NVI-DEHR achieves an AR of 74.67 on the test set, bringing a 2.95 improvement over the best baseline m-GEN-VLKT.

Ablation Study — Number of Hypergraph Scales S¶

S	mR@25	mR@50	mR@100	AR
1	53.39	69.81	81.90	68.37
3	53.52	70.45	83.92	69.30
5	54.85	73.42	85.33	71.20
6	54.59	73.11	85.24	70.98

Ablation Study — Number of Hyperedge Convolutional Layers L¶

L	mR@25	mR@50	mR@100	AR
0 (No Hypergraph)	53.50	69.44	81.71	68.22
1	53.76	71.74	83.61	69.70
2	54.85	73.42	85.33	71.20
3	54.36	72.47	84.85	70.56

HOI-DET Generalization Ability¶

Method	HICO-DET Full	Rare	Non-Rare	V-COCO S1	V-COCO S2
HOICLIP (Prev. SOTA)	34.54	30.71	35.70	63.5	64.8
NVI-DEHR	35.30	31.43	36.64	64.1	65.3

Key Findings¶

CLIP-based method m-GEN-VLKT performs poorly on NVI-DET, indicating that transferring knowledge from vision-language models to nonverbal interaction detection is more challenging than to HOI.
The multi-scale hypergraph brings continuous improvements from \(S=1\) to \(S=5\) (68.37 \(\rightarrow\) 71.20 AR), yet slightly drops at \(S=6\)—consistent with findings in social psychology.
\(L=2\) layers of hypergraph convolution achieve the best balance, whereas excessive layers lead to noise propagation.
The model also achieves SOTA on standard HOI-DET datasets, demonstrating the superior generalization ability of the hypergraph structure.

Highlights & Insights¶

Novelty of Problem Definition: The first to study multiple nonverbal signals under a unified framework, proposing the triplet formulation of \(\langle \text{individual}, \text{group}, \text{interaction} \rangle\), which is more expressive than the binary formulation of HOI.
Natural Match of Hypergraphs: Nonverbal interactions naturally involve an arbitrary number of participants.

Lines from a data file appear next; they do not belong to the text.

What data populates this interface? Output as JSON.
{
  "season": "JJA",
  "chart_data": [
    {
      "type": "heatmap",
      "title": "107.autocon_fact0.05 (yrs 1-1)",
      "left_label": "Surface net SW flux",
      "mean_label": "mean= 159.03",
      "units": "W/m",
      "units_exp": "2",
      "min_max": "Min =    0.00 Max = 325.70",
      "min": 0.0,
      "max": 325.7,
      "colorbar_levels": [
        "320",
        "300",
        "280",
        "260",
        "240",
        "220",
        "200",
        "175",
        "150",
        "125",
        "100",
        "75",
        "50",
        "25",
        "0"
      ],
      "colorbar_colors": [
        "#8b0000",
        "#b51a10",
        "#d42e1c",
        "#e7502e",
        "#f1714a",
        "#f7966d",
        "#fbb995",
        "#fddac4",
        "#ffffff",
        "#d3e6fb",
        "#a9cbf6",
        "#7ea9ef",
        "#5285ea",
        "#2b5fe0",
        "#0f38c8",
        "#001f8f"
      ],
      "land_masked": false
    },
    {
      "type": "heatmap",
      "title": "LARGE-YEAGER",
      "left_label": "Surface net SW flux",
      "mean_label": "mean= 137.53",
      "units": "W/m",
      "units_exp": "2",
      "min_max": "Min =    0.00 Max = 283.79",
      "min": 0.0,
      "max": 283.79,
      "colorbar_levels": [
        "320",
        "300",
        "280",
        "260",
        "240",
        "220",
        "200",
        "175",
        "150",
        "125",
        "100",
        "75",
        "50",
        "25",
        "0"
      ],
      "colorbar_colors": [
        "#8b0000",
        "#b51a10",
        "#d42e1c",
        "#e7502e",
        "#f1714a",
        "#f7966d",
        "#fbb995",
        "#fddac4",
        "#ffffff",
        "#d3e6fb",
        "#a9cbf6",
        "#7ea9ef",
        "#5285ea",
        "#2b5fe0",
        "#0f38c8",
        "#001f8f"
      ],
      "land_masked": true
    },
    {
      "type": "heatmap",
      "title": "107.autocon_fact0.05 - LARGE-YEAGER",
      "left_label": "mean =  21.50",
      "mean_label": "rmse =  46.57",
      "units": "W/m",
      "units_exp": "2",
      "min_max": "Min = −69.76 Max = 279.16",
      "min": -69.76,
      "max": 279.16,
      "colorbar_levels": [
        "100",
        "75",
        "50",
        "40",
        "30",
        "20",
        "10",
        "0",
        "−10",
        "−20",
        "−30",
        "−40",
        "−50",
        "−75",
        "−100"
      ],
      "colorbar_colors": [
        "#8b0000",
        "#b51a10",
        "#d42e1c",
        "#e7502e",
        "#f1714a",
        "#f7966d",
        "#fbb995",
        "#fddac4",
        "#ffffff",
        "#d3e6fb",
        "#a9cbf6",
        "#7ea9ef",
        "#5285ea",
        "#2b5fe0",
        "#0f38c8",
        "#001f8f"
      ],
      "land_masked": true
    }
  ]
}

Hyperedges in hypergraphs can connect any number of vertices, making them more suitable than ordinary graphs.
Value of Dataset: NVI is the first comprehensive nonverbal interaction dataset covering 22 atomic behaviors across 5 major categories.
Dual-Task Validation: NVI-DEHR achieves SOTA on two different but related tasks, demonstrating the generalizability of the design.

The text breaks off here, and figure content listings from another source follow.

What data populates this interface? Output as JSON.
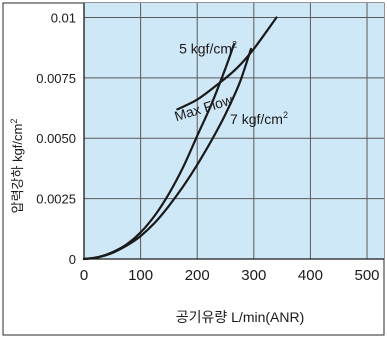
{
  "chart_data": {
    "type": "line",
    "title": "",
    "xlabel": "공기유량 L/min(ANR)",
    "ylabel": "압력강하 kgf/cm",
    "ylabel_sup": "2",
    "xlim": [
      0,
      530
    ],
    "ylim": [
      0,
      0.0106
    ],
    "x_ticks": [
      0,
      100,
      200,
      300,
      400,
      500
    ],
    "y_ticks": [
      0,
      0.0025,
      0.005,
      0.0075,
      0.01
    ],
    "x_tick_labels": [
      "0",
      "100",
      "200",
      "300",
      "400",
      "500"
    ],
    "y_tick_labels": [
      "0",
      "0.0025",
      "0.0050",
      "0.0075",
      "0.01"
    ],
    "grid": true,
    "background_color": "#cfe8f7",
    "grid_color": "#5a5a5a",
    "line_color": "#1a1a1a",
    "series": [
      {
        "name": "5 kgf/cm",
        "name_sup": "2",
        "x": [
          0,
          25,
          50,
          75,
          100,
          125,
          150,
          175,
          200,
          225,
          250,
          265
        ],
        "y": [
          0,
          8e-05,
          0.00028,
          0.0006,
          0.0011,
          0.0018,
          0.0027,
          0.0038,
          0.0051,
          0.0064,
          0.0079,
          0.0089
        ]
      },
      {
        "name": "7 kgf/cm",
        "name_sup": "2",
        "x": [
          0,
          25,
          50,
          75,
          100,
          125,
          150,
          175,
          200,
          225,
          250,
          275,
          295
        ],
        "y": [
          0,
          7e-05,
          0.00025,
          0.00055,
          0.00095,
          0.0015,
          0.0022,
          0.003,
          0.0039,
          0.0049,
          0.006,
          0.0073,
          0.0087
        ]
      },
      {
        "name": "Max Flow",
        "x": [
          165,
          200,
          240,
          270,
          300,
          340
        ],
        "y": [
          0.0062,
          0.0066,
          0.0073,
          0.0079,
          0.0087,
          0.01
        ]
      }
    ],
    "annotations": [
      {
        "text": "5 kgf/cm",
        "sup": "2",
        "x": 168,
        "y": 0.0085
      },
      {
        "text": "7 kgf/cm",
        "sup": "2",
        "x": 258,
        "y": 0.0056
      },
      {
        "text": "Max Flow",
        "x": 163,
        "y": 0.0057,
        "rotate": -17
      }
    ]
  }
}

Limitations & Future Work¶

The ambiguity and subtlety of nonverbal signals remain major challenges (e.g., distinguishing mutual gaze vs. gaze aversion).
Individuals with severe occlusions are difficult to detect.
Long-tail distribution issue: rare behaviors such as beckon have extremely small sample sizes.
Temporal information in videos is not considered, leaving the understanding of dynamic nonverbal interactions to be explored.
The dataset is extended based on PIC 2.0, which may limit scene diversity.

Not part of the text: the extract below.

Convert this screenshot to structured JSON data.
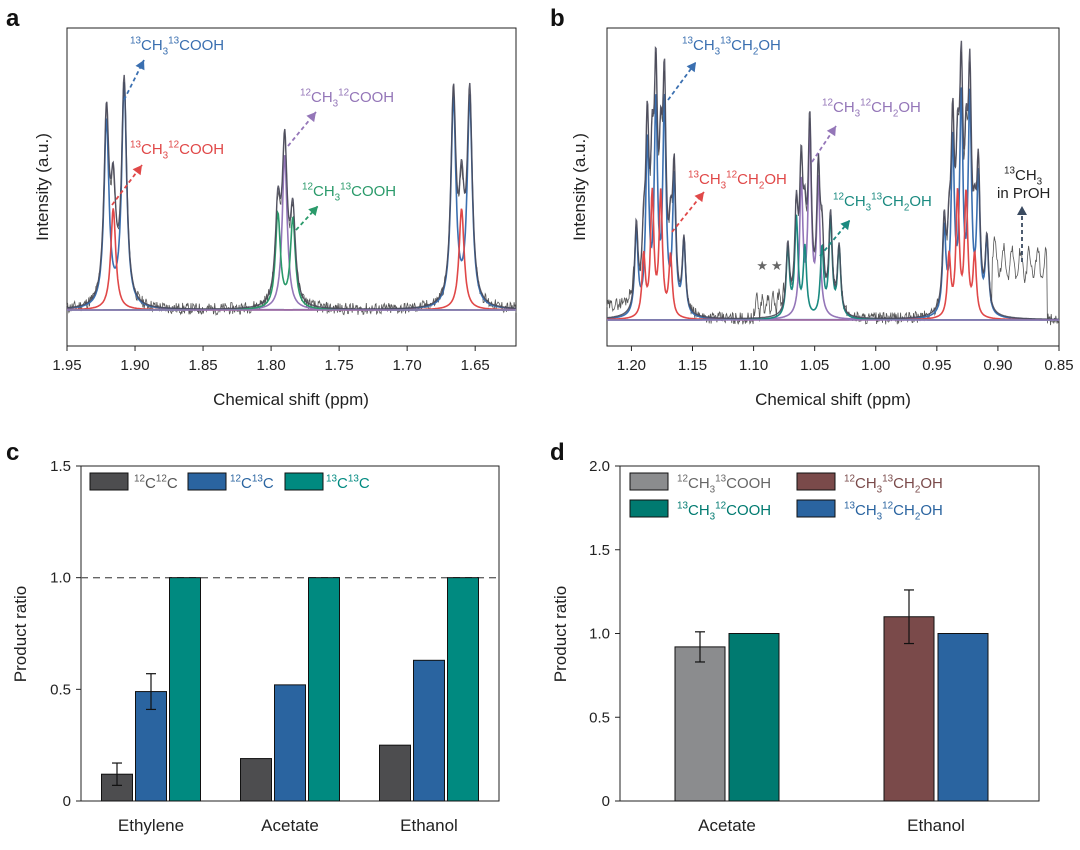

Key difference from HOI-DET: Nonverbal signals are more subtle, ambiguous, and involve multiple people, rather than just pairwise interactions.
Hypergraph learning has been applied in human parsing and HOI detection; this work is the first to apply it to nonverbal interaction.
Future direction: It can be combined with large language models to enable natural language description and reasoning of nonverbal signals.

Rating¶

Novelty: ⭐⭐⭐⭐⭐ — First systematic study of nonverbal interaction, with three major contributions: dataset, task, and model.
Experimental Thoroughness: ⭐⭐⭐⭐ — Dual-task validation on NVI-DET and HOI-DET with thorough ablation studies, though comparisons with more visual relation detection methods are missing.
Writing Quality: ⭐⭐⭐⭐ — Clear structure, well-explained motivation, with social psychology background adding persuasiveness.
Value: ⭐⭐⭐⭐ — Holds significant potential to advance fields such as social robotics, human-computer interaction, and affective computing.